She was an unstinting worker in the building of independent Black institutions and subsequently chaired the board of Ujima School and a school founded by her son other activists. From her experience in the public school system and in community-based education programs, she created Aisha Shule (KiSwahili for School of Life) and the W.E.B. DuBois Preparatory Academy.
“Over a 40-year period,” her son wrote, “several thousand students attended K-12 in those institutions as both private and independent charter schools. She was also a teacher of teachers, including her oldest daughter, Holly Hasina Murphy, who worked closely with her in building affirmative schools and movement.”
As a mentor to numerous teachers, administrators and education activists, she inspired and expanded the ranks of activist-educators dedicated to excellence in African-American education, culture and empowerment. For five decades, together with her older sister, Malkia Brantuo, and several other activist women, including Enowoyi Hill and Gloria Aneb House, she sought to influence the transformation of education for Detroit’s Black children.

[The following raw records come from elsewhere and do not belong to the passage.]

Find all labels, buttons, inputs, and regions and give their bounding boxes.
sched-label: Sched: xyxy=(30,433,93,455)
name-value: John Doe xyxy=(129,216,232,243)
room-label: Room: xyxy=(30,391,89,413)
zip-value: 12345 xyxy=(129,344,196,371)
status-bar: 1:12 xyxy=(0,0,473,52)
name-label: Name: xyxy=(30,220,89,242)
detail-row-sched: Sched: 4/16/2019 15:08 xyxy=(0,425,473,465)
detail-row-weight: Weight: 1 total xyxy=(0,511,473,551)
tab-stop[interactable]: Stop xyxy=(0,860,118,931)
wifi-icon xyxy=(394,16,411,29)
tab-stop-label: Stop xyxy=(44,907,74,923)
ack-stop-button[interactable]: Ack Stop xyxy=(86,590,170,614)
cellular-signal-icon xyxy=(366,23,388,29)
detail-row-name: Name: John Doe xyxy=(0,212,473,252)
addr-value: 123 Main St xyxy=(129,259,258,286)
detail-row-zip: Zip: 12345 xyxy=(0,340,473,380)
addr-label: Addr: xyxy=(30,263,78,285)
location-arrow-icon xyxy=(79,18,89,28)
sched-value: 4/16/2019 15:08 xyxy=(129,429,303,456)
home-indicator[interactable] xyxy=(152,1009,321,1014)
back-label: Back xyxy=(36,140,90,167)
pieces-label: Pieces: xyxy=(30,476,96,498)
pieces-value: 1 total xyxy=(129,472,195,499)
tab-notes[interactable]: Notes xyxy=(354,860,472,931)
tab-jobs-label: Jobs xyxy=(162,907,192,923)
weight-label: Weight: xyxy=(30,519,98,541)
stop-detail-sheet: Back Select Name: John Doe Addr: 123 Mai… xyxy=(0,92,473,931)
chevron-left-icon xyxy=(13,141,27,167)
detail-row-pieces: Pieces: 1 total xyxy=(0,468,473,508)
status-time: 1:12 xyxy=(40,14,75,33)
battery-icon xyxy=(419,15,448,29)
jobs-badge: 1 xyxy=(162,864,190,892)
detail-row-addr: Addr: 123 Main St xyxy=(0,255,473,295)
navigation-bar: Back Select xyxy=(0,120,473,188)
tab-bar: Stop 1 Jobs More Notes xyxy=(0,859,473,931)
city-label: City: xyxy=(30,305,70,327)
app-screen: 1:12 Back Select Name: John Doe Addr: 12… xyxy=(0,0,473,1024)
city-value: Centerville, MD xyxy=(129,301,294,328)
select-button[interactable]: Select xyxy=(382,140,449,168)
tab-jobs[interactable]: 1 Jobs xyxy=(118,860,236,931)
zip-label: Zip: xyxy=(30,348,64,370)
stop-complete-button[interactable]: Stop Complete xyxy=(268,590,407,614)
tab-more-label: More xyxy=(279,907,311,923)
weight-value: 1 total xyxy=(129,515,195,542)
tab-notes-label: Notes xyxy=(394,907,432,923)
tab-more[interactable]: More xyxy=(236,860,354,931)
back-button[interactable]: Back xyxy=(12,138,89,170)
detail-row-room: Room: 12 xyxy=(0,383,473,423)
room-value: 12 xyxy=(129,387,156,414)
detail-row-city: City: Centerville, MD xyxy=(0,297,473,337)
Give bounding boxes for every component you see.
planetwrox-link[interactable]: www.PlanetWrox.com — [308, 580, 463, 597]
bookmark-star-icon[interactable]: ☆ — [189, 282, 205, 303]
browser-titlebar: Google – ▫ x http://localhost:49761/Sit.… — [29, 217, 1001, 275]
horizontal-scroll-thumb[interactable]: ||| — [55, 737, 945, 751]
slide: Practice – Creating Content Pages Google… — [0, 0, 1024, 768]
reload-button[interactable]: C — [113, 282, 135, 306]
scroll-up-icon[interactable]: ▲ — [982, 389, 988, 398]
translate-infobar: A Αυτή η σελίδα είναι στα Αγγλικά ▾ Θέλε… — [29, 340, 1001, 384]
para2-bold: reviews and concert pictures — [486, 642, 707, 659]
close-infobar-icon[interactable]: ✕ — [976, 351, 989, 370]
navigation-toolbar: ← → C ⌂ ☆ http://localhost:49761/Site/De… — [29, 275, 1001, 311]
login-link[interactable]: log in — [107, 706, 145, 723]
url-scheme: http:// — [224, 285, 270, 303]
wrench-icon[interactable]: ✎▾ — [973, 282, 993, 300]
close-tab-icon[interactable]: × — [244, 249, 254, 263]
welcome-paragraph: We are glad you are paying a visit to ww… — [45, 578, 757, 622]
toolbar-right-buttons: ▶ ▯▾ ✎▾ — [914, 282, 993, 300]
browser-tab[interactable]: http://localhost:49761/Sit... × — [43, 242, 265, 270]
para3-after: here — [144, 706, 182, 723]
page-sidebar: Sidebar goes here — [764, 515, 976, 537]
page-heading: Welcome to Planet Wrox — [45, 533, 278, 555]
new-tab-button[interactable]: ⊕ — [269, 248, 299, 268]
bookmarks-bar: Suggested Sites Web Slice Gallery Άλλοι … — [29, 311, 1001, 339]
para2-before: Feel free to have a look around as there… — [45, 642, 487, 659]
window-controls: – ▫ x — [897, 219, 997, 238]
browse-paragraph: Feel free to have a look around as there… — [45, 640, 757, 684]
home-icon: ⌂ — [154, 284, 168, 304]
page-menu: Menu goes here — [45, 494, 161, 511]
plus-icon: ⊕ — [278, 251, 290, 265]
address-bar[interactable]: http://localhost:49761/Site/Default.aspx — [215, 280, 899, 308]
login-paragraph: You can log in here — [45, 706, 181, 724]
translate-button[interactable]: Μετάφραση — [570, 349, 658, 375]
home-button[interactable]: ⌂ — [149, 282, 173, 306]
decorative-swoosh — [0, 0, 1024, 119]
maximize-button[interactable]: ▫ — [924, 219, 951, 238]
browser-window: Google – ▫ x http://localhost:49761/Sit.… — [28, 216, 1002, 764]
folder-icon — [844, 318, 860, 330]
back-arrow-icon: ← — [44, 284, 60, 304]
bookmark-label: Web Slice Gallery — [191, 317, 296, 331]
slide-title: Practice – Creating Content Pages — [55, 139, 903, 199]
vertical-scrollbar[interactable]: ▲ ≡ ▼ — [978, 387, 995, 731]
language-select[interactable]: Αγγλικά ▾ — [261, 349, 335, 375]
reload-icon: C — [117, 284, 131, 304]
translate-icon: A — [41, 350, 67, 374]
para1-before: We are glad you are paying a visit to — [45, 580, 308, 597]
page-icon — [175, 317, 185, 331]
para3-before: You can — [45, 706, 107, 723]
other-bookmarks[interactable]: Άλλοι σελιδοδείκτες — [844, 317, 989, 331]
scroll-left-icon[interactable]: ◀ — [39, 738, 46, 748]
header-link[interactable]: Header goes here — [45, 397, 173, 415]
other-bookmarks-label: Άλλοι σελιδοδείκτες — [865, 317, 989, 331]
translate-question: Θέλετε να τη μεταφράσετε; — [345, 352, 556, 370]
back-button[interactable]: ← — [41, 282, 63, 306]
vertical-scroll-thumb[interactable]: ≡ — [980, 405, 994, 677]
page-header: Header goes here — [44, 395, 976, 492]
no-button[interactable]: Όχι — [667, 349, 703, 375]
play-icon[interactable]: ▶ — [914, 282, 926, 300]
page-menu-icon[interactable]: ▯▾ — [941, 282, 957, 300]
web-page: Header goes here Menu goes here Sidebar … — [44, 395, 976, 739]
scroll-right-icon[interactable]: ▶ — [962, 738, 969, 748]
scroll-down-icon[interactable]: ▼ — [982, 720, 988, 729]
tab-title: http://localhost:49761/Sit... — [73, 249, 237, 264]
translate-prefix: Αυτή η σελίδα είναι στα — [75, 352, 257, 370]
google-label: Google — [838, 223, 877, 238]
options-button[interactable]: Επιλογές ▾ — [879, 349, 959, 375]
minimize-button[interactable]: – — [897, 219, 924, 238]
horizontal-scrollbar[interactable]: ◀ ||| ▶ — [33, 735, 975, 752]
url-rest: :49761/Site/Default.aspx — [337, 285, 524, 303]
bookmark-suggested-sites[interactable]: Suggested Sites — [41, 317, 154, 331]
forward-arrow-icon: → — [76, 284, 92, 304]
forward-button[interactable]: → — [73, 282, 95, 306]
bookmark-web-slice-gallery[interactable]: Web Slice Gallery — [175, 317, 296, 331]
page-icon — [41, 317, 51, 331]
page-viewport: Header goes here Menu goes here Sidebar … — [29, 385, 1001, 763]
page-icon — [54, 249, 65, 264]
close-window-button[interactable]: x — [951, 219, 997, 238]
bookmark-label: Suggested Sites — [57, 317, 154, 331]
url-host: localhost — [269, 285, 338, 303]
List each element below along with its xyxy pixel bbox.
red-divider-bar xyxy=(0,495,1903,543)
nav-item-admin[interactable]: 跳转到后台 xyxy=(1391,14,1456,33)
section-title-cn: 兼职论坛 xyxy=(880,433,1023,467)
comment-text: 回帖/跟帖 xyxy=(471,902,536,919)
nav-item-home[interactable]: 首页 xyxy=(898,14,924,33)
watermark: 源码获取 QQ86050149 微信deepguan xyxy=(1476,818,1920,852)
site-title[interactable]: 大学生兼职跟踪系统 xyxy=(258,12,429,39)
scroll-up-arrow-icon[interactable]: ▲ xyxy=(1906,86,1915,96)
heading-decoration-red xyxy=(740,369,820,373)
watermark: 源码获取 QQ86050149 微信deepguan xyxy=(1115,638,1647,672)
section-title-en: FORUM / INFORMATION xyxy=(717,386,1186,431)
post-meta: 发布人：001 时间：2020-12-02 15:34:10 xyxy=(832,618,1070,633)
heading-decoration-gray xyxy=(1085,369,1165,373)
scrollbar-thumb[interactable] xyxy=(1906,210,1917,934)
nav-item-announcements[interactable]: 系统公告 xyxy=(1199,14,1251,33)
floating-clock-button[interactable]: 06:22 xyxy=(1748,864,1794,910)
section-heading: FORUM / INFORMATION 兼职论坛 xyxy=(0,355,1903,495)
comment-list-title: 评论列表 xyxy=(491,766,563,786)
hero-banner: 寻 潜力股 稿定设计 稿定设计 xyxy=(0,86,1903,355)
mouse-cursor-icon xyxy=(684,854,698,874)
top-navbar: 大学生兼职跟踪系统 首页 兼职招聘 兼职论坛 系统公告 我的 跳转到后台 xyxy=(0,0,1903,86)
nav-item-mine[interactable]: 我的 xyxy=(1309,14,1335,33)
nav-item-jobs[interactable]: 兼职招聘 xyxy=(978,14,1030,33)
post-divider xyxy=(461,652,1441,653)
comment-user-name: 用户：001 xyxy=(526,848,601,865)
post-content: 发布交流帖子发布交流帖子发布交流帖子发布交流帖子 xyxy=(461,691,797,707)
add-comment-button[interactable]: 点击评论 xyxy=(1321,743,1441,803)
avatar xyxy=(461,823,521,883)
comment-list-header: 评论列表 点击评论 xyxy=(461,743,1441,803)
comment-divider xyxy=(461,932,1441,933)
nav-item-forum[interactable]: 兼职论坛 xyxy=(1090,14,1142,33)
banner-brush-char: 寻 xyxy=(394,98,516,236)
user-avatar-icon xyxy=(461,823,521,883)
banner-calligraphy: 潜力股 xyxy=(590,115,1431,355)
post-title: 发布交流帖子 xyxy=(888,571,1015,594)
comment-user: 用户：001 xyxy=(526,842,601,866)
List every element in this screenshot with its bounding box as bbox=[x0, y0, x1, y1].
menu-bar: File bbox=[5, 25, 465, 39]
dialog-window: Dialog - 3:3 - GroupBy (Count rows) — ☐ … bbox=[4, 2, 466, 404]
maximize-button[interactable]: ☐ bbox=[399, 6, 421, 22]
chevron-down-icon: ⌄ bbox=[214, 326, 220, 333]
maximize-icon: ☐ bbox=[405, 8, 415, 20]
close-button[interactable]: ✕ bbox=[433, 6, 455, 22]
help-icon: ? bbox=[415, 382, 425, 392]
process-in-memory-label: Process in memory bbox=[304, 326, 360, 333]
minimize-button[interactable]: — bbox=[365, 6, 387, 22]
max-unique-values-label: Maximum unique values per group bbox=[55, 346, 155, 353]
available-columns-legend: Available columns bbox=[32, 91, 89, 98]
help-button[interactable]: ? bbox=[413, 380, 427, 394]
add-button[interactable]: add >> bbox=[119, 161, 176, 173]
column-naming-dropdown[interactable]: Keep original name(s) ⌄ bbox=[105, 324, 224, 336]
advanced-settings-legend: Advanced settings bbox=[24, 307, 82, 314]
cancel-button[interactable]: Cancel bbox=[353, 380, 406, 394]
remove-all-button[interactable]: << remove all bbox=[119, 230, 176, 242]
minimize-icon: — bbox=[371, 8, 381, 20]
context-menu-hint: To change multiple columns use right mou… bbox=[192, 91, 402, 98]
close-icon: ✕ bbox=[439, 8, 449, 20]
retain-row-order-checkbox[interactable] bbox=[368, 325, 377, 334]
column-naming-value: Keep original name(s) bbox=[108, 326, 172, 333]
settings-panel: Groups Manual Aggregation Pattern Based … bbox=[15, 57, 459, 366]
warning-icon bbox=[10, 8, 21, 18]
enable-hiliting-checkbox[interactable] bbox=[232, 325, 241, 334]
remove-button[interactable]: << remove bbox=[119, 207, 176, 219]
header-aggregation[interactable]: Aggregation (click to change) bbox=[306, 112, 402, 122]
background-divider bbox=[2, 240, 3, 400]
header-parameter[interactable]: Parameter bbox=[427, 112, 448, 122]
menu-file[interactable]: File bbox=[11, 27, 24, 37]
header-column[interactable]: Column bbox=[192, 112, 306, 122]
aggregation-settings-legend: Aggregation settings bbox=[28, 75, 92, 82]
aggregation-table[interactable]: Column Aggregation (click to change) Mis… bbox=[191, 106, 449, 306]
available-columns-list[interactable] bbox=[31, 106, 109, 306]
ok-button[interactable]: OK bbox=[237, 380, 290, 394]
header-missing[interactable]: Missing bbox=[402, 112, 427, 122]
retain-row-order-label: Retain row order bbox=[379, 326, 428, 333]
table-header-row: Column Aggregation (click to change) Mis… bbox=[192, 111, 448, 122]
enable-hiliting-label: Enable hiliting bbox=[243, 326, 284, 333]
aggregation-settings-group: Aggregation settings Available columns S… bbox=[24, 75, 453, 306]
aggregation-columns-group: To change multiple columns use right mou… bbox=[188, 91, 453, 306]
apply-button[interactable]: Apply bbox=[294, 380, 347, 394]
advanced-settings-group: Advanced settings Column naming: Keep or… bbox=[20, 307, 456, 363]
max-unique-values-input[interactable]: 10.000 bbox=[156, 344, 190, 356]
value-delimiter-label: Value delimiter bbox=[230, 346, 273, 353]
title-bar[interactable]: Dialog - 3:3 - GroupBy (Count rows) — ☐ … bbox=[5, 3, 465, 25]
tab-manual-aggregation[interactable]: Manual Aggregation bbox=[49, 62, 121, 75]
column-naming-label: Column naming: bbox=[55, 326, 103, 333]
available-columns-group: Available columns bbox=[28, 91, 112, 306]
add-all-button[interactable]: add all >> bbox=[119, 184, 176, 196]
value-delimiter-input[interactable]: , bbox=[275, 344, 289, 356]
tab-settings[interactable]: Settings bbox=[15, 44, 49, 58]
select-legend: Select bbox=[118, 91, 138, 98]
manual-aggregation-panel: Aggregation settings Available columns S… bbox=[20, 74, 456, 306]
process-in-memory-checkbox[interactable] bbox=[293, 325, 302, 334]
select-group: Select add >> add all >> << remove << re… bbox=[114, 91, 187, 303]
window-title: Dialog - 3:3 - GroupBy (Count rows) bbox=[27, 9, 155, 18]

Humphrey was an advocate of Black culture and arts, and cultivated numerous young artists, including her daughter, singer-songwriter Leesa Richards, and independent scholars such as her eldest son, Mosi Humphrey. The institutions she created often housed conferences, community meetings and celebrations and were hubs of community engagement and empowerment.
She was a founder of Black Women Aware and active in the anti-apartheid movement, African Liberation Day, the National and Michigan Black Political Assemblies, the Black Women’s United Front, the Council of Independent Black Institutions, the Detroit Council of Elders and many community and national organizations. She was a dedicated member of Fellowship Chapel in Detroit and served for many years as a worship leader. Over the course of her career, she taught in the Detroit Public Schools, Wayne County Community College and Wayne State University and also consulted on education and institutional development.
Among her publications is “First Fruits: The Family Guide to Celebrating Kwanzaa.” The book, published by Third World Press, which published her son’s books, offers a definitive role of the family’s participation in this celebration and its rituals, and few have written with as much passionate authority on this annual event and spiritual implications. Several years ago, when a young member of her circle, Jabari Jordan, 18, was taken from the community, Imani was there to offer words of consolation and the importance of honoring the rite of passage.
Mama Imani Humphrey joined the ancestors on her birthday March 8, 2016. She was 84.